On Mon, May 19, 2014 at 05:07:44PM -0700, Nicholas Nethercote wrote:
> On Mon, May 19, 2014 at 3:05 PM, L. David Baron <dba...@dbaron.org> wrote:
> >> Do we still need Trace Malloc?
> >
> > Are you talking about removing it from the debug builds done on our
> > infra, or removing it from the tree?
> 
> I'm aiming for the latter, though the former is a reasonable first step :)
> 
> > I think the former is fine;
> > I'd like to know more about the memory graph analysis abilities of
> > ASAN before being ok with the latter.
> >
> > (It was enabled because we used to track shutdown leak metrics and
> > some other metrics, but when we switched to tracking
> > performance/memory metrics from graphs to tracking them via
> > regression notices, regression notices weren't added for those
> > measurements, so they just kept regressing without people noticing.
> > At some point we then stopped running them because nobody was
> > looking at them.  I wouldn't mind having that metric tracked again
> > in some way because it does catch some real leak regressions in
> > addition to shutdown leaks.)
> 
> Andrew McCreight is working on getting LSAN enabled by default on TBPL
> (bug 976414). He's already found a bunch of leaks using it; see the
> blocking bugs. LSAN's docs are here:
> https://code.google.com/p/address-sanitizer/wiki/LeakSanitizer.
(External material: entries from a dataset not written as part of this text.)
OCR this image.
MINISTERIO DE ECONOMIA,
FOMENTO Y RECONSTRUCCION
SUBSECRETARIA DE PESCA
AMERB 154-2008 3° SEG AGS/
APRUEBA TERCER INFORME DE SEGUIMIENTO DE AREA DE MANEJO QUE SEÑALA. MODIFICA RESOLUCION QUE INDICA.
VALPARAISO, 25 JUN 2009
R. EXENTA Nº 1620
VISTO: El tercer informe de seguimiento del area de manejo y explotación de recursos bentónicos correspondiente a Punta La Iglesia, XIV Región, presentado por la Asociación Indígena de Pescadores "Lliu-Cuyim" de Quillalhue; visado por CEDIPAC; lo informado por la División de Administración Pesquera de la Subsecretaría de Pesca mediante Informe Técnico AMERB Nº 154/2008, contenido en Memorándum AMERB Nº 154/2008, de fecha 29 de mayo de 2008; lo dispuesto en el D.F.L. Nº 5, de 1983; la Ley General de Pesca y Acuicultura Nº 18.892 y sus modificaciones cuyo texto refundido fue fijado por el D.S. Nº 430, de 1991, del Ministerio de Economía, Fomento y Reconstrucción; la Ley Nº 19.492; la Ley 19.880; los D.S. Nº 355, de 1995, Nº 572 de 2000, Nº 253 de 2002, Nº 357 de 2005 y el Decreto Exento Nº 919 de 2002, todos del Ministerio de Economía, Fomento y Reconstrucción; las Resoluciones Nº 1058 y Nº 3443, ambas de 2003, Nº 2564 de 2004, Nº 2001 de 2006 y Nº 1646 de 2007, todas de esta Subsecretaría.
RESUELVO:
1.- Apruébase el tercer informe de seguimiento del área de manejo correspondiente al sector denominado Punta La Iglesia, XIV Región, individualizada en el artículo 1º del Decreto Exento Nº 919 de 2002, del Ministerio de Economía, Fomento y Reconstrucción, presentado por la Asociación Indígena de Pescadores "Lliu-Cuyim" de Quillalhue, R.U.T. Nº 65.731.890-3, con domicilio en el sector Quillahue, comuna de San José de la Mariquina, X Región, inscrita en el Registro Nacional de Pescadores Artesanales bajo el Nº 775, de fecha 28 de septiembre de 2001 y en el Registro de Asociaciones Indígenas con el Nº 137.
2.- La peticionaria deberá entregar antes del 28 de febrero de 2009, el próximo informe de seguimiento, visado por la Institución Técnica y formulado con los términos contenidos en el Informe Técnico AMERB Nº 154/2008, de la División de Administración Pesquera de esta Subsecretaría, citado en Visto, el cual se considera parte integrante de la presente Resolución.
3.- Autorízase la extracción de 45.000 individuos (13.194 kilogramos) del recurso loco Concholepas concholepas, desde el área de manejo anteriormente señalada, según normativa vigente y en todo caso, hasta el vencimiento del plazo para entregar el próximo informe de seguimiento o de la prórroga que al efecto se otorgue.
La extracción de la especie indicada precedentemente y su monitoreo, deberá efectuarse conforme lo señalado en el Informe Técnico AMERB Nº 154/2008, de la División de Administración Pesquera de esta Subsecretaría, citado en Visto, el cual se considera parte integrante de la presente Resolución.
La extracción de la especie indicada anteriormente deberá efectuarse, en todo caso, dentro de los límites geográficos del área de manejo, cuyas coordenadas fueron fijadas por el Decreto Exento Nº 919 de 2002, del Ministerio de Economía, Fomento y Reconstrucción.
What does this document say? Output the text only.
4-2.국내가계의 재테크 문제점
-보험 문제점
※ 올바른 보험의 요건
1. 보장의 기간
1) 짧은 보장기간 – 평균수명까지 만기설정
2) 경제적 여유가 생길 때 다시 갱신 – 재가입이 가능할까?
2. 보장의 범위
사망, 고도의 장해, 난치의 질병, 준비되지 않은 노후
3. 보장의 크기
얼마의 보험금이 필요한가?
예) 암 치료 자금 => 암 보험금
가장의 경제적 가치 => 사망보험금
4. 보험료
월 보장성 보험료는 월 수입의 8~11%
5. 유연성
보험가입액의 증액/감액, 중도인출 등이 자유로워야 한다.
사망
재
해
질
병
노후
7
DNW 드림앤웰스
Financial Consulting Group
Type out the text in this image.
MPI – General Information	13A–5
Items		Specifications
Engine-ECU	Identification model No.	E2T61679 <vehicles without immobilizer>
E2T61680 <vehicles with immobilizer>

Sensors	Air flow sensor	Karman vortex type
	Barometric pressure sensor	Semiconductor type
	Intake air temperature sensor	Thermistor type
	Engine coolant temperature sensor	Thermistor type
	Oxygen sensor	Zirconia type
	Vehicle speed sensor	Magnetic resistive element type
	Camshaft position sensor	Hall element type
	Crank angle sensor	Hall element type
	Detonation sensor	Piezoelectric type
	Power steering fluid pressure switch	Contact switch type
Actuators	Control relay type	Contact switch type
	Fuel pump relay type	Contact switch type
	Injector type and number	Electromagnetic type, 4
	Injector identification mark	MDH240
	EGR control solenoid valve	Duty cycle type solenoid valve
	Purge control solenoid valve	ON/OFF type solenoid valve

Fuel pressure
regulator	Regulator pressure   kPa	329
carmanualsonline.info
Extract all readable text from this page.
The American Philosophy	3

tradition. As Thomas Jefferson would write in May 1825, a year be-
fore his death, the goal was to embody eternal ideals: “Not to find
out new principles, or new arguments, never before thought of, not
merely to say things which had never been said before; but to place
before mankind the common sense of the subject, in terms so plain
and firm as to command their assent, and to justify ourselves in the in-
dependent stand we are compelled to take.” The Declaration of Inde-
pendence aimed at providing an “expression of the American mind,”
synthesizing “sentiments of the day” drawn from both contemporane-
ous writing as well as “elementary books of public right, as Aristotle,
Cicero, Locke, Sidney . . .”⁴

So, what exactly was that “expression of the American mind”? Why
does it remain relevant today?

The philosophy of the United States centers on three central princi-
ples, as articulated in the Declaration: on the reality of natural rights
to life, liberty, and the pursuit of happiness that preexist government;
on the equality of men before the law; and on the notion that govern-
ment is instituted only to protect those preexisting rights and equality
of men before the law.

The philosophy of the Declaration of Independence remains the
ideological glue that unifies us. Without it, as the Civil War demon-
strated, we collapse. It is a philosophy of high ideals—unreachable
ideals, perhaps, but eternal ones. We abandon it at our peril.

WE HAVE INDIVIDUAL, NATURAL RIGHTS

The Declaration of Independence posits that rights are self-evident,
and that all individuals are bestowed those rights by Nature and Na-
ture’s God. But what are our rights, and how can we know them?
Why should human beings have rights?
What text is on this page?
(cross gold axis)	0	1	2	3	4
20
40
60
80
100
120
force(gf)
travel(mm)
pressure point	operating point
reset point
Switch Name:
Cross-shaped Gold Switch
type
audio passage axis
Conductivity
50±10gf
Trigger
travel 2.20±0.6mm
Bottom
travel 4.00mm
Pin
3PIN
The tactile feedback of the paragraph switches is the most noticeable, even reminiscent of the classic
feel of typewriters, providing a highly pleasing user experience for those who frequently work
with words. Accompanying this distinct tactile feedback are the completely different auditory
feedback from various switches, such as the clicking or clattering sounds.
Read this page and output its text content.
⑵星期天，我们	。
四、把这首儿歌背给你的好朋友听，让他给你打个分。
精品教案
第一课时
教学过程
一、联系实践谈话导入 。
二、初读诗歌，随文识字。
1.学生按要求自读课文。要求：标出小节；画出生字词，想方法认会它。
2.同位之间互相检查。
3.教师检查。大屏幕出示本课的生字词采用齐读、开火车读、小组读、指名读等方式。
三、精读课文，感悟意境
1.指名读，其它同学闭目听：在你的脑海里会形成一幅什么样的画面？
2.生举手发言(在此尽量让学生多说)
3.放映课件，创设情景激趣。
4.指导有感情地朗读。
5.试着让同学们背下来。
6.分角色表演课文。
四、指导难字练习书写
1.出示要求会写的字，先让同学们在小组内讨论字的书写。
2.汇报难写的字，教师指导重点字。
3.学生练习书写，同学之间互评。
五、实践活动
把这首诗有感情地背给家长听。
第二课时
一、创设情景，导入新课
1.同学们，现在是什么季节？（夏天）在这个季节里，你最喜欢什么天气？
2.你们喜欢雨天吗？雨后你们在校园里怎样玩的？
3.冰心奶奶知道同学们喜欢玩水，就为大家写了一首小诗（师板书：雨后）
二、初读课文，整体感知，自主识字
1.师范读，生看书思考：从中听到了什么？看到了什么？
> There's not much info on how it works, though I suspect it's extremely
> similar to how Valgrind's leak checking works, which is described in
> some detail here:
> http://www.valgrind.org/docs/manual/mc-manual.html#mc-manual.leaks
> 
> If you're still concerned, porting this feature of Trace Malloc to DMD
> is an option. But in general, tools like Valgrind and ASAN/LSAN do a
> better job of leak detection than simple malloc replacement tools like
> Trace Malloc, because they are able to do a conservative scan of
> addressable memory to find pointers. This means they can distinguish
> truly unreachable blocks from blocks that are still reachable but we
> didn't bother freeing. In practice, the number of blocks in the latter
> category is huge, and IME tools that can't distinguish the two cases
> are very difficult to use.

OTOH, *SAN tools are only running on Linux, and thus won't find any
leaks that come from platform-dependent code.